🤖 AI Summary
This work addresses the limited deontic reasoning capabilities of current large language models in high-stakes domains such as law and policy, particularly due to the absence of evaluation benchmarks grounded in long-context, real-world scenarios. The authors introduce SARA, a benchmark comprising 6,232 tasks spanning U.S. federal tax law, airline baggage policies, immigration, and housing regulations. For the first time, real-world rule-intensive tasks are formalized into executable Prolog programs, enabling joint evaluation of free-form chain-of-thought and symbolic reasoning. By integrating prompt engineering, supervised fine-tuning, reinforcement learning, and logic programming, the framework automatically translates natural language rules into verifiable logical programs.

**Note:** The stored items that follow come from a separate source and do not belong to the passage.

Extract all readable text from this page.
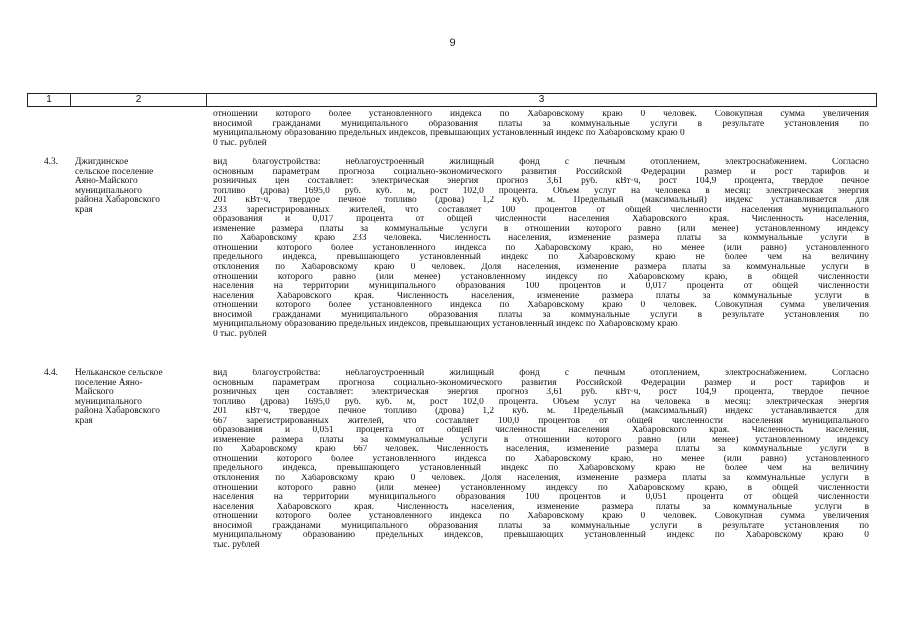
9
1	2	3
отношении которого более установленного индекса по Хабаровскому краю 0 человек. Совокупная сумма увеличения
вносимой гражданами муниципального образования платы за коммунальные услуги в результате установления по
муниципальному образованию предельных индексов, превышающих установленный индекс по Хабаровскому краю 0
0 тыс. рублей
4.3. Джигдинское
сельское поселение
Аяно-Майского
муниципального
района Хабаровского
края
вид благоустройства: неблагоустроенный жилищный фонд с печным отоплением, электроснабжением. Согласно
основным параметрам прогноза социально-экономического развития Российской Федерации размер и рост тарифов и
розничных цен составляет: электрическая энергия прогноз 3,61 руб. кВт·ч, рост 104,9 процента, твердое печное
топливо (дрова) 1695,0 руб. куб. м, рост 102,0 процента. Объем услуг на человека в месяц: электрическая энергия
201 кВт·ч, твердое печное топливо (дрова) 1,2 куб. м. Предельный (максимальный) индекс устанавливается для
233 зарегистрированных жителей, что составляет 100 процентов от общей численности населения муниципального
образования и 0,017 процента от общей численности населения Хабаровского края. Численность населения,
изменение размера платы за коммунальные услуги в отношении которого равно (или менее) установленному индексу
по Хабаровскому краю 233 человека. Численность населения, изменение размера платы за коммунальные услуги в
отношении которого более установленного индекса по Хабаровскому краю, но менее (или равно) установленного
предельного индекса, превышающего установленный индекс по Хабаровскому краю не более чем на величину
отклонения по Хабаровскому краю 0 человек. Доля населения, изменение размера платы за коммунальные услуги в
отношении которого равно (или менее) установленному индексу по Хабаровскому краю, в общей численности
населения на территории муниципального образования 100 процентов и 0,017 процента от общей численности
населения Хабаровского края. Численность населения, изменение размера платы за коммунальные услуги в
отношении которого более установленного индекса по Хабаровскому краю 0 человек. Совокупная сумма увеличения
вносимой гражданами муниципального образования платы за коммунальные услуги в результате установления по
муниципальному образованию предельных индексов, превышающих установленный индекс по Хабаровскому краю
0 тыс. рублей
4.4. Нельканское сельское
поселение Аяно-
Майского
муниципального
района Хабаровского
края
вид благоустройства: неблагоустроенный жилищный фонд с печным отоплением, электроснабжением. Согласно
основным параметрам прогноза социально-экономического развития Российской Федерации размер и рост тарифов и
розничных цен составляет: электрическая энергия прогноз 3,61 руб. кВт·ч, рост 104,9 процента, твердое печное
топливо (дрова) 1695,0 руб. куб. м, рост 102,0 процента. Объем услуг на человека в месяц: электрическая энергия
201 кВт·ч, твердое печное топливо (дрова) 1,2 куб. м. Предельный (максимальный) индекс устанавливается для
667 зарегистрированных жителей, что составляет 100,0 процентов от общей численности населения муниципального
образования и 0,051 процента от общей численности населения Хабаровского края. Численность населения,
изменение размера платы за коммунальные услуги в отношении которого равно (или менее) установленному индексу
по Хабаровскому краю 667 человек. Численность населения, изменение размера платы за коммунальные услуги в
отношении которого более установленного индекса по Хабаровскому краю, но менее (или равно) установленного
предельного индекса, превышающего установленный индекс по Хабаровскому краю не более чем на величину
отклонения по Хабаровскому краю 0 человек. Доля населения, изменение размера платы за коммунальные услуги в
отношении которого равно (или менее) установленному индексу по Хабаровскому краю, в общей численности
населения на территории муниципального образования 100 процентов и 0,051 процента от общей численности
населения Хабаровского края. Численность населения, изменение размера платы за коммунальные услуги в
отношении которого более установленного индекса по Хабаровскому краю 0 человек. Совокупная сумма увеличения
вносимой гражданами муниципального образования платы за коммунальные услуги в результате установления по
муниципальному образованию предельных индексов, превышающих установленный индекс по Хабаровскому краю 0
тыс. рублей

Experiments reveal that even state-of-the-art models achieve only 44.4% accuracy on the most challenging SARA Numeric subset and a macro F1 of 46.6 on Housing tasks, underscoring significant limitations in complex deontic reasoning.
📝 Abstract
Reasoning with complex, context-specific rules remains challenging for large language models (LLMs). In legal and policy settings, this manifests as deontic reasoning: reasoning about obligations, permissions, and prohibitions under explicit rules. While many recent benchmarks emphasize short-context mathematical reasoning, fewer focus on long-context, high-stakes deontic reasoning. To address this gap, we introduce DEONTICBENCH, a benchmark of 6,232 tasks across U.S. federal taxes, airline baggage policies, U.S. immigration administration, and U.S. state housing law. These tasks can be approached in multiple ways, including direct reasoning in language or with the aid of symbolic computation. Besides free-form chain-of-thought reasoning, DEONTICBENCH enables an optional solver-based workflow in which models translate statutes and case facts into executable Prolog, leading to formal problem interpretations and an explicit program trace. We release reference Prolog programs for all instances. Across frontier LLMs and coding models, best hard-subset performance reaches only 44.4% on SARA Numeric and 46.6 macro-F1 on Housing. We further study training with supervised fine-tuning and reinforcement learning for symbolic program generation. Although training improves Prolog generation quality, current RL methods still fail to solve these tasks reliably. Overall, DEONTICBENCH provides a benchmark for studying context-grounded rule reasoning in real-world domains under both symbolic and non-symbolic settings.